A new Ameriprise Financial survey of more than 3,000 U.S. adults ages 30-69 with at least $100,000 in investable assets, including more than 700 millionaires, suggests that wealth is a pluralistic term. For some of the respondents, the distinction is conditional and dependent on factors like location and financial priorities, for others, wealth is defined by the manner in which it is achieved.
In nearly every case, however, seven-figure earners preferred the term “upper-middle-class” as opposed to “wealthy.” Roughly a quarter allowed the classification of “middle-class,” and less than 3% went so far as to label themselves poor. On balance, Americans believe that it takes at least $2.3 million in personal net worth to be considered “wealthy.”
A mere 13% of people who have $1 million dollars or more in investable assets consider themselves wealthy.
“Building wealth is often a complex journey,” explains Marcy Keckler, Vice President of Financial Advice Strategy at Ameriprise. “The reality is even people who have accumulated seven figures juggle many financial goals, wants and needs. It takes careful planning for investors to reach the financial milestones they’ve set out for themselves, even for those who’ve built sizable nest eggs already.”
Some degree of forethought seems to contribute to the reliable accumulation of wealth, though the respondents were halved by how rigidly they adhere to financial planning (55% plan exhaustively, 46% have a general idea.) Just about 4% of millionaires report achieving this status by the seat of their pants. The occasioned financial objectives varied even more dramatically by generation, barring retirement, which was found to be a number one priority across the board. Millennials and Generation Xers both sought to use their wealth to liquidate their debt, while boomers were more concerned with protecting their assets and fiscal security.
“Our research reveals that these investors are taking a long-term view of their finances – and the fact that they all cite saving for retirement as their top priority, regardless of where they fall on the age spectrum, points to this trend,” adds Keckler.
The new currency
This variability additionally extended to values. Millennials, much more than previous generations, rate experiences higher than possesions. More specifically, this generation measured wealth by the degree of freedom it permitted them to indulge in their interests. Just a tad under half of the respondents said that their approach to investing was antithetical to their parents.
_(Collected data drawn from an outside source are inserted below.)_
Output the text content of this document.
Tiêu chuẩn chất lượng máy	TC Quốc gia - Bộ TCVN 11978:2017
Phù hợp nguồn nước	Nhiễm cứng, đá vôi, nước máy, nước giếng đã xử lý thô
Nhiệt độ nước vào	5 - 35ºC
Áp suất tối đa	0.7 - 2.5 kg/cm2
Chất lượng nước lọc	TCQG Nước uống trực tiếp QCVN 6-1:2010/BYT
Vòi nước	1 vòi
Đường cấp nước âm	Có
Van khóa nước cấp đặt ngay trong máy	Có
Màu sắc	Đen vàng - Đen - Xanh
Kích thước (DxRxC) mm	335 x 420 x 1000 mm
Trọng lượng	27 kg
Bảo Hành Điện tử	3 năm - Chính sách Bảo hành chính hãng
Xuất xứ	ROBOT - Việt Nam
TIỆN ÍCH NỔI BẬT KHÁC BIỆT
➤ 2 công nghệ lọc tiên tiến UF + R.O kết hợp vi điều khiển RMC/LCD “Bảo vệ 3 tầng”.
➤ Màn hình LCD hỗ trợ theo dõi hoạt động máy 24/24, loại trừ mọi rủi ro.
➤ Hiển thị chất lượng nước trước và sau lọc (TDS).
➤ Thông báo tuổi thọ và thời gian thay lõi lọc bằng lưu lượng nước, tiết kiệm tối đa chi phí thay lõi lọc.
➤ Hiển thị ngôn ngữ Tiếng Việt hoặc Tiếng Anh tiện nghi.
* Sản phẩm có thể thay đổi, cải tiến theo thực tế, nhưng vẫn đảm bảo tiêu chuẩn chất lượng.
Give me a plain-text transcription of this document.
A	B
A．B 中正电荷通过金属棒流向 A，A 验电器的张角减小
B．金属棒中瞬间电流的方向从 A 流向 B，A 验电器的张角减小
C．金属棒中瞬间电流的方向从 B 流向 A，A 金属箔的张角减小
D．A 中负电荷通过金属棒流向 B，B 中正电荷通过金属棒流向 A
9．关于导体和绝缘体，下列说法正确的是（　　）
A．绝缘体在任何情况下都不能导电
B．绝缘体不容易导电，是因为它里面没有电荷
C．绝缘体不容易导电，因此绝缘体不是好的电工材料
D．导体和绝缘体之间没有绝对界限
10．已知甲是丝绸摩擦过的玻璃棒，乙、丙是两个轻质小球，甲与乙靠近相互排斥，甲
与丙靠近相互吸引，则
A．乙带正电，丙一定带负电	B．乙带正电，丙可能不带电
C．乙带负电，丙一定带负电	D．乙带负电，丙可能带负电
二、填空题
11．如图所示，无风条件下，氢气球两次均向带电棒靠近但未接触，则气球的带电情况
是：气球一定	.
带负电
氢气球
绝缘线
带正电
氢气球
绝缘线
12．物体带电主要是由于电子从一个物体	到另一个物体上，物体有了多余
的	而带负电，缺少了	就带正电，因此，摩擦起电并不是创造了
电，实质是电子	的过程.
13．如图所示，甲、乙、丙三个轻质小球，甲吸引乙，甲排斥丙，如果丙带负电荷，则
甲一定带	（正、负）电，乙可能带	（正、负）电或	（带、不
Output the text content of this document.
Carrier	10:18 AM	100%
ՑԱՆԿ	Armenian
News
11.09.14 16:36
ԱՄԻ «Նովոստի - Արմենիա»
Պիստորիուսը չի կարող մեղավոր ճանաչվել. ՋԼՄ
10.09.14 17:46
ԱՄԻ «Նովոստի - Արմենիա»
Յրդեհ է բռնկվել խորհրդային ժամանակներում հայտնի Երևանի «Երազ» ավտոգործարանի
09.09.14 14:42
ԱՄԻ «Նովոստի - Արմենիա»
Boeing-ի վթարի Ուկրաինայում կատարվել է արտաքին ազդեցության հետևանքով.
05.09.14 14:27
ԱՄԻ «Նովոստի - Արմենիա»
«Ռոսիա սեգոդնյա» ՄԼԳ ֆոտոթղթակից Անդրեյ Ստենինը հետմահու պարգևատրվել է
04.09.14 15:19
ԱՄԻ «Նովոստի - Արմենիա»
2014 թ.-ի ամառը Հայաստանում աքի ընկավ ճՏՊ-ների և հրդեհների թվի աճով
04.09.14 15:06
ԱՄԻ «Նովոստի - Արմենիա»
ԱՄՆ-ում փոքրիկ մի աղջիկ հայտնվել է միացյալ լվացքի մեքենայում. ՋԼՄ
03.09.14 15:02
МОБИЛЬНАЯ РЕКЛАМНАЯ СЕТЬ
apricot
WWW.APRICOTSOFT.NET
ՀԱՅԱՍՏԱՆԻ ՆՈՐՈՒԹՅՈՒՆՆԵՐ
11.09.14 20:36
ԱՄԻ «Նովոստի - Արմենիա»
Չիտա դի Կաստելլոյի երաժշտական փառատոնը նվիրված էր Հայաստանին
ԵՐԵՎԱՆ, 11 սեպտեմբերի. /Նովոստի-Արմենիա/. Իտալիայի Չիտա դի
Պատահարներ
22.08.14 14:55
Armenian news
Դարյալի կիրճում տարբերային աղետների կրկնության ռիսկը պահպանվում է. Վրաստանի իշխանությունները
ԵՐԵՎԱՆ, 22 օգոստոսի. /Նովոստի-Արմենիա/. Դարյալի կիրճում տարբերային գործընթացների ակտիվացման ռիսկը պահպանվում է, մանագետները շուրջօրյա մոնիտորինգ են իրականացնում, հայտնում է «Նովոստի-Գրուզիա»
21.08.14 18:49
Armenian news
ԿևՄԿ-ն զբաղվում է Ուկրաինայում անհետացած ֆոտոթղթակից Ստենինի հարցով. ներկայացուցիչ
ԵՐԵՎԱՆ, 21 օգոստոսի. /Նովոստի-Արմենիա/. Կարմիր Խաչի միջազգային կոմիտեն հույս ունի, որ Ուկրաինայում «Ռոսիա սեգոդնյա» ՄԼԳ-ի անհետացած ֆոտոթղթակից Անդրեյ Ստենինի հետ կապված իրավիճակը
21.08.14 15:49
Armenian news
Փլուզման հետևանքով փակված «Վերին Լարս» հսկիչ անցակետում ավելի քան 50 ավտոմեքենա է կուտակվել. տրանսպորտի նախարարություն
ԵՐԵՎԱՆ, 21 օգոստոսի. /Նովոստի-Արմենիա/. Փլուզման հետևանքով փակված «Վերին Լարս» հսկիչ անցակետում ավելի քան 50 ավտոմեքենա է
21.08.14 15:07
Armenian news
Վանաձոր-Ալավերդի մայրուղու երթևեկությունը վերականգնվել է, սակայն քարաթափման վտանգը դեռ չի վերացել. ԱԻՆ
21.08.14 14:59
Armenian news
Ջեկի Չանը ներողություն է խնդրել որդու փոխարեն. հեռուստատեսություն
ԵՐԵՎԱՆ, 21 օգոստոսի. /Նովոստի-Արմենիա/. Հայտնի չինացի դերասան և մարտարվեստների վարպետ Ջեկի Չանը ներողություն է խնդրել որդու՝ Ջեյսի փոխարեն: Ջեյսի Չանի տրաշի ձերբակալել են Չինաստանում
This estimation proved to be the starkest when applied to the basic function of accumulated wealth. The current herd of investors believes it’s prudent to align your financial decisions with your life goals-the magnates of 10 years ago employed a very different philosophy, one that felt segregating personal interests and business acumen was the key to securing both.
“The bottom line is that successful savers and investors – whether Millennials, Generation X or Boomers – may be more alike than different when it comes to managing their finances, contrary to popular belief,” says Keckler.
According to a new Charles Schwab Modern wealth survey, 33% of Americans confessed to modeling their impression of wealth on images and experiences shared by their friends on social media in addition to spending beyond their means by reason of FOMO-this was especially true in Gen Zers. Despite this, 59% of all respondents report living paycheck to paycheck. Alongside a warped approximation of what “wealth actually is, property costs accord the irresolute interpretation. This factor is a reasonable one. For example, San Fransisco residents, raise the wealth bar at $4 million, while New York residents place it at around $3.2 million.”